Steve Trew loves commentating at the London marathon, and the athletes always inspire him


Image: Peter Greenwood

I love the London Marathon, absolutely love it. And – time to be jealous out there – I’ve done it 12 times. Yes, ‘Trew’ story, 12 times! Oh, OK, if you really need the details, I’ve run it twice (well, one was a run, the other more a 13-mile run and a 13-mile stumble – we’ve all been there). And the other 10 times? I’ve commentated on it. And now you know my secret, I may have to kill you…

Act One

My brief is the red start zone and then the second finish line. The start is great. I begin up in the commentary box with ace running commentator Geoff Wightman and we use the CCTV to focus in on particular athletes, get them on the big screens and give them a choice of songs to be played on the Tannoy. You know the favourites – Keep on running by The Spencer Davis Group, He ain’t heavy… he’s my brother by The Hollies (“the road is loooong, with many a winding turn…”), all that kinda stuff. We also usually get in YMCA by the Village People. I get a huge buzz every time I do the start.

With 90 minutes to go before the klaxon sounds, I go down to the red zone (or blue, or green) where I have the pleasurable job of being nice to people, calming their fears, giving them a countdown, pointing out which toilet queues are the shortest and answering all the questions that are repeated, and repeated, and repeated again, but are entirely valid for each athlete. I get to talk to – interview, in posh words – as many athletes as I can, pick out some vest messages, some poignant photos and some prints on T-shirts – and yes, I truly do cry at some of the messages – and hear the stories of why they’re running, whom they’re doing it for and which charities will benefit.

As soon as the klaxon goes and the athletes start to cross the line, my transition starts. I literally throw my microphone to one of the helpers and run to the first in a line of buses just adjacent to the start. As soon as it’s (fairly) full, we make a tortuous and tangled way through London to get to the finish area.
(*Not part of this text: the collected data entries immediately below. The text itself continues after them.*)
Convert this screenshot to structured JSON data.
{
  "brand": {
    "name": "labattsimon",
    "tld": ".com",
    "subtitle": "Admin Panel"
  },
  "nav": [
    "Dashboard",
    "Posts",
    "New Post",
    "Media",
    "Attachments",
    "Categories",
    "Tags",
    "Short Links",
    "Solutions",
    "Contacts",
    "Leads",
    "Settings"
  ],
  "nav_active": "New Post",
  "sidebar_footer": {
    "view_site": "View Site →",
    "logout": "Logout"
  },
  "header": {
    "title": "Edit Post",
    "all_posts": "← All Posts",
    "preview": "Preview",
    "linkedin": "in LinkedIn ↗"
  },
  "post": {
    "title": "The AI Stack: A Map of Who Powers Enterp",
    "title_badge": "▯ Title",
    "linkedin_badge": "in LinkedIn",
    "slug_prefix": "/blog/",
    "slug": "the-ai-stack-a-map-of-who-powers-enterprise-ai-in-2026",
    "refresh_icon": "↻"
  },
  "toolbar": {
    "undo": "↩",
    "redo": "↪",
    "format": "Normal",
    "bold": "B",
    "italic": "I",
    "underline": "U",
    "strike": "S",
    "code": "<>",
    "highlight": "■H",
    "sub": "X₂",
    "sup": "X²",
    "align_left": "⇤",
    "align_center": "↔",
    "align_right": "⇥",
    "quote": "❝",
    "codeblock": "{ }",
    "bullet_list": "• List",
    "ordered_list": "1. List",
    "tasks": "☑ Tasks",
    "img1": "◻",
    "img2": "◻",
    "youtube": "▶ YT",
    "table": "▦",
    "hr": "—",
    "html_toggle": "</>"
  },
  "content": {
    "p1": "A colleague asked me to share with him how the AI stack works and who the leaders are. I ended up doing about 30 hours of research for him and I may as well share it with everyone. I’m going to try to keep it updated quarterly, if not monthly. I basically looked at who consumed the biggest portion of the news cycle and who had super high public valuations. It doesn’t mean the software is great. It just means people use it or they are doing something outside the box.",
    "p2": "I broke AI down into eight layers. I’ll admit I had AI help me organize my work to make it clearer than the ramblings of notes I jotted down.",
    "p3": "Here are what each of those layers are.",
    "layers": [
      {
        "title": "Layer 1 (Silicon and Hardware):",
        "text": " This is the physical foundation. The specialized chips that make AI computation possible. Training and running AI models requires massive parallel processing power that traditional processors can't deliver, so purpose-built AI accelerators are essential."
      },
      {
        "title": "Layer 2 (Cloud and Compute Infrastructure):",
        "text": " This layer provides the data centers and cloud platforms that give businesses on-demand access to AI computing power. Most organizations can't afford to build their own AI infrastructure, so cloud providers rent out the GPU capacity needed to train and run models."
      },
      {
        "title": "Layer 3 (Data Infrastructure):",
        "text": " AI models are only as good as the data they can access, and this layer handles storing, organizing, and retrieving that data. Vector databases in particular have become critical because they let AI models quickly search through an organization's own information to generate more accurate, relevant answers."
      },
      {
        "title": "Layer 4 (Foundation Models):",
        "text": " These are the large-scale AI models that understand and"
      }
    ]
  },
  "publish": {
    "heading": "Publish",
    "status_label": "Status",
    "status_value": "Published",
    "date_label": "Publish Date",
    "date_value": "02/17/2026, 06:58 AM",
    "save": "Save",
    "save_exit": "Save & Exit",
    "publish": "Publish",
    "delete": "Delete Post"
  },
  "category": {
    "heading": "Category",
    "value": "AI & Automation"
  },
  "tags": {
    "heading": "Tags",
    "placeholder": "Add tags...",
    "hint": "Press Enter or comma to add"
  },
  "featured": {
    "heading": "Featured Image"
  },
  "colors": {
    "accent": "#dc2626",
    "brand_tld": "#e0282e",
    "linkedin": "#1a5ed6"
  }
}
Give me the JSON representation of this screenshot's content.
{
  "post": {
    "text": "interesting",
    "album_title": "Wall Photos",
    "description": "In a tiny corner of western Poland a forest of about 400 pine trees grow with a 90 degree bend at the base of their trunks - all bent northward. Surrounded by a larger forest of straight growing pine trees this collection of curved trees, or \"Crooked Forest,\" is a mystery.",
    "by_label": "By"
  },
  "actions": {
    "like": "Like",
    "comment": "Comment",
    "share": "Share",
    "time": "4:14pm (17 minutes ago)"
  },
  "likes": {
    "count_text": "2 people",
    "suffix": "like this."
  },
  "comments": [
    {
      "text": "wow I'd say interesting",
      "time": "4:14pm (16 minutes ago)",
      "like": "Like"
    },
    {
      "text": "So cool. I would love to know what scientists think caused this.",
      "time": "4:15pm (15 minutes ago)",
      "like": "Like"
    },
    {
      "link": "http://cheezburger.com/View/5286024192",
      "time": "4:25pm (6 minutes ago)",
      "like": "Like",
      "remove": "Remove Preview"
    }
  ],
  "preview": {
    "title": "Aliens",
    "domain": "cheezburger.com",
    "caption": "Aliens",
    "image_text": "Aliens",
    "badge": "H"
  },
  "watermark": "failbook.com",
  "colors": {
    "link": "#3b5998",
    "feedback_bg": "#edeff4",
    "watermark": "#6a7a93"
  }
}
We normally arrive just as the mini-marathon athletes are finishing.

Act Two

There are usually three of us on the commentary team where I’m based, and I have the best job. I’m based 100m past the finish line, and after the athletes have collected their clothes and are a little less stressed, they have to come past me to exit the security section and meet their loved ones in Horse Guards Parade.

Before the first athlete gets to us, we’re on race commentary. We have a TV screen fixed up and a link to the race so we’re able to use our silver tongues to slip pearls of wisdom to the crowds from our gilded lips.

Chrissie Wellington was at the finish last year and it was pretty wonderful to be able to introduce her to the crowds and do a mini interview. Another big name was Robin Brew, who was fourth in the 200m individual medley back at the Los Angeles 1984 Olympic Games.

The Cast

It’s fantastic to talk to the guys who come through. Past pupils of mine, ex-athletes of mine, good friends I thought I’d never see again. Guys from all over the world, guys who’ve run 50, 100, 150 marathons and, just as importantly, guys who’ve just finished their first marathon. Ordinary people, they’d say. Not to me. How many triathletes run London? Thousands.

I get a tear in my eye when I see the guys in the Help for Heroes T-shirts. Heroes? These guys really are. Here’s a quick story for you. A couple of years back, I’d just come out of hospital after a knee replacement. It was four weeks down the line and I was wearing the long black compression stockings – very tasteful! My leg was a bit sore. And then I watched this soldier running towards me with – and on – one leg. I’ll say that again: with – and on – one leg, the other being a metal prosthetic.

He was, of course, wearing a Help for Heroes shirt. I started talking to him. “Stood on a mine,” he said. “Blew it off. Lucky to be here.” My eyes seemed to get a little moist  – probably the wind or something. And then he said: “But look at you! When did you get your knee done? Cor, bet that hurts…” The word, ladies and gentlemen, is humble. I rest my case.